As I was saying to Joe Stiglitz the other day … this column is still basking in the glory of an evening in the company with the great economist, whose RSA Angus Millar Lecture it was Agenda's honour to introduce.
Apart from being a great Scotophile (see previous page), the jovial great man, adviser to presidents and sworn opponent of American financial industry villainy has an unself-conscious humility and curiosity rare in the few really big cheeses we have previously encountered.
He is also delightfully ready to spill the beans on the great financial sages of the age: Alan Greenspan (vindictive and political) and Larry Summers (good academic turned Wall Street sycophant). Also enjoyable were his close-up insights into Barack Obama, who he says is a great campaigner but hopeless governor, bored of a job in which he is an effective lame duck, and "spends all his time playing golf".

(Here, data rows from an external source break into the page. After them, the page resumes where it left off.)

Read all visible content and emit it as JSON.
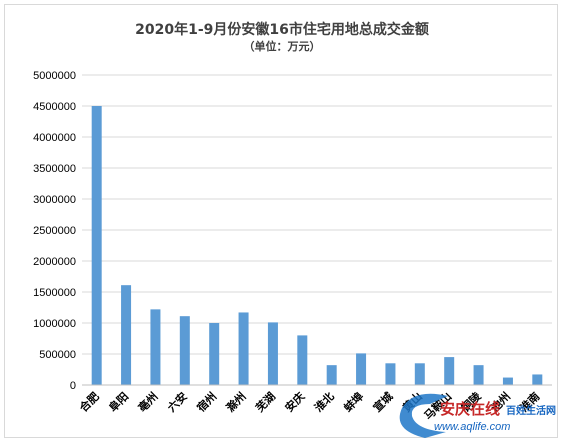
{
  "chart_data": {
    "type": "bar",
    "title": "2020年1-9月份安徽16市住宅用地总成交金额",
    "subtitle": "（单位：万元）",
    "xlabel": "",
    "ylabel": "",
    "ylim": [
      0,
      5000000
    ],
    "yticks": [
      0,
      500000,
      1000000,
      1500000,
      2000000,
      2500000,
      3000000,
      3500000,
      4000000,
      4500000,
      5000000
    ],
    "grid": true,
    "legend": "none",
    "categories": [
      "合肥",
      "阜阳",
      "亳州",
      "六安",
      "宿州",
      "滁州",
      "芜湖",
      "安庆",
      "淮北",
      "蚌埠",
      "宣城",
      "黄山",
      "马鞍山",
      "铜陵",
      "池州",
      "淮南"
    ],
    "values": [
      4500000,
      1610000,
      1220000,
      1110000,
      1000000,
      1170000,
      1010000,
      800000,
      320000,
      510000,
      350000,
      350000,
      450000,
      320000,
      120000,
      170000
    ],
    "bar_color": "#5b9bd5"
  },
  "watermark": {
    "logo_text": "安庆在线",
    "tagline": "百姓生活网",
    "url": "www.aqlife.com"
  }
}
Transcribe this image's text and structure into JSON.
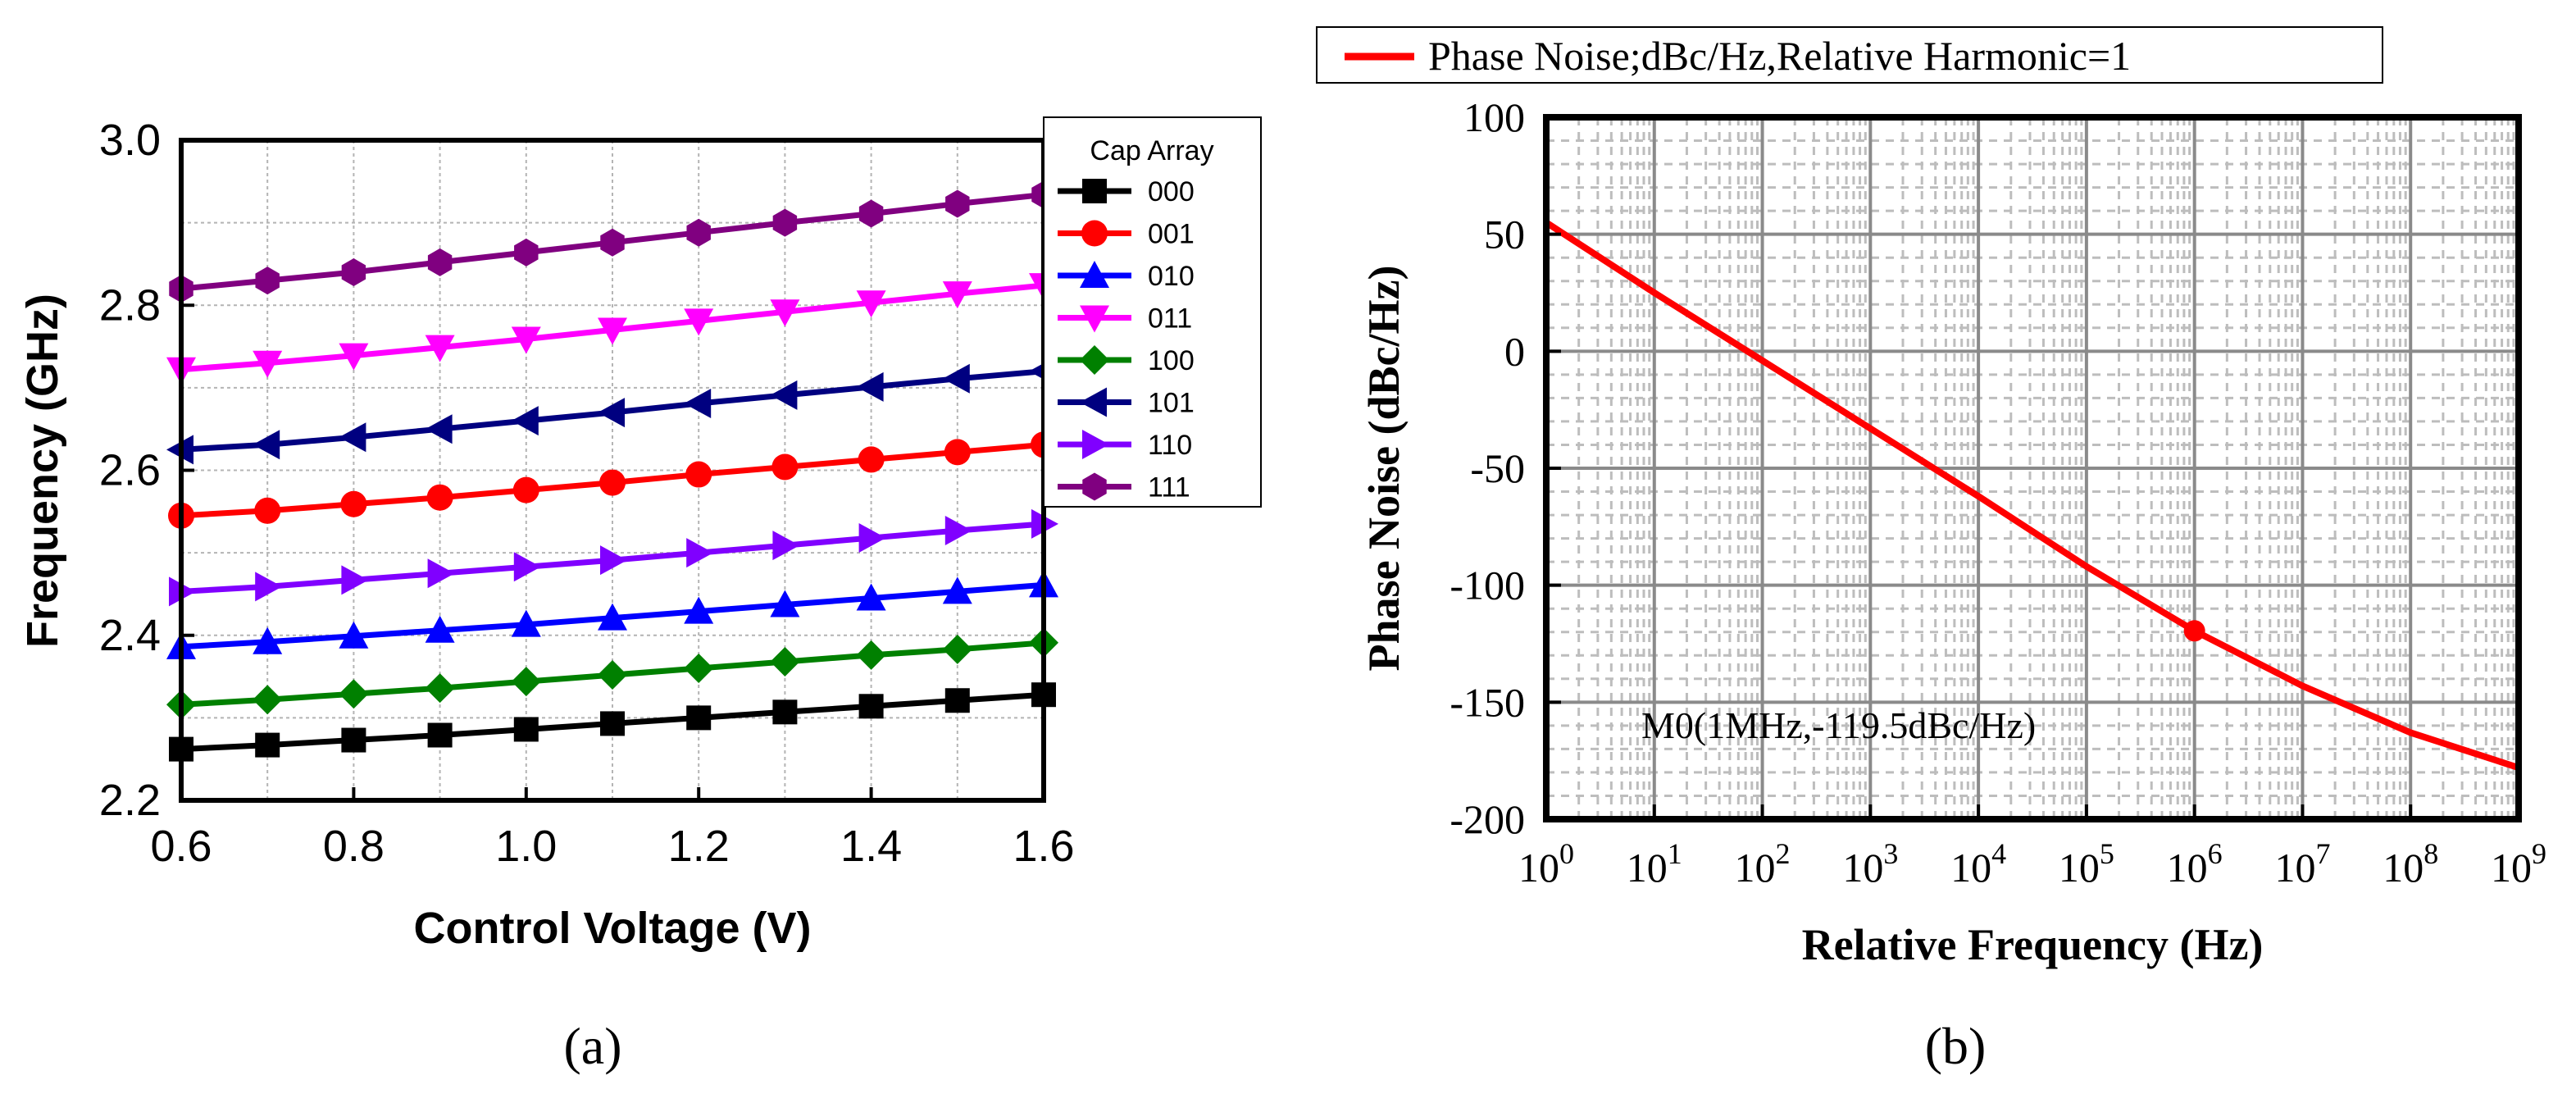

Having attended several convivial Scottish trade events at UK embassies in the Middle East and Far East, Agenda is perplexed by the claim by Business For Scotland's Sandy Adam that the mandarins of the Foreign Office are anti-Scottish.
This criticism was later refined to refer to a charge levied on quango Scottish Development International (SDI) for whisky-promoting events. Leaving aside the fact that a disproportionate number of the Foreign Office's mandarins are Scottish, there is also the fact that only about 17% of Scotch whisky companies are of that nationality.
The truth? Yes, SDI has to cough up for the champagne and which prospective foreign clients are plied, but so does its partner body, UK Trade & Investment, which pays fees to itself under the Overseas Markets Introduction Scheme.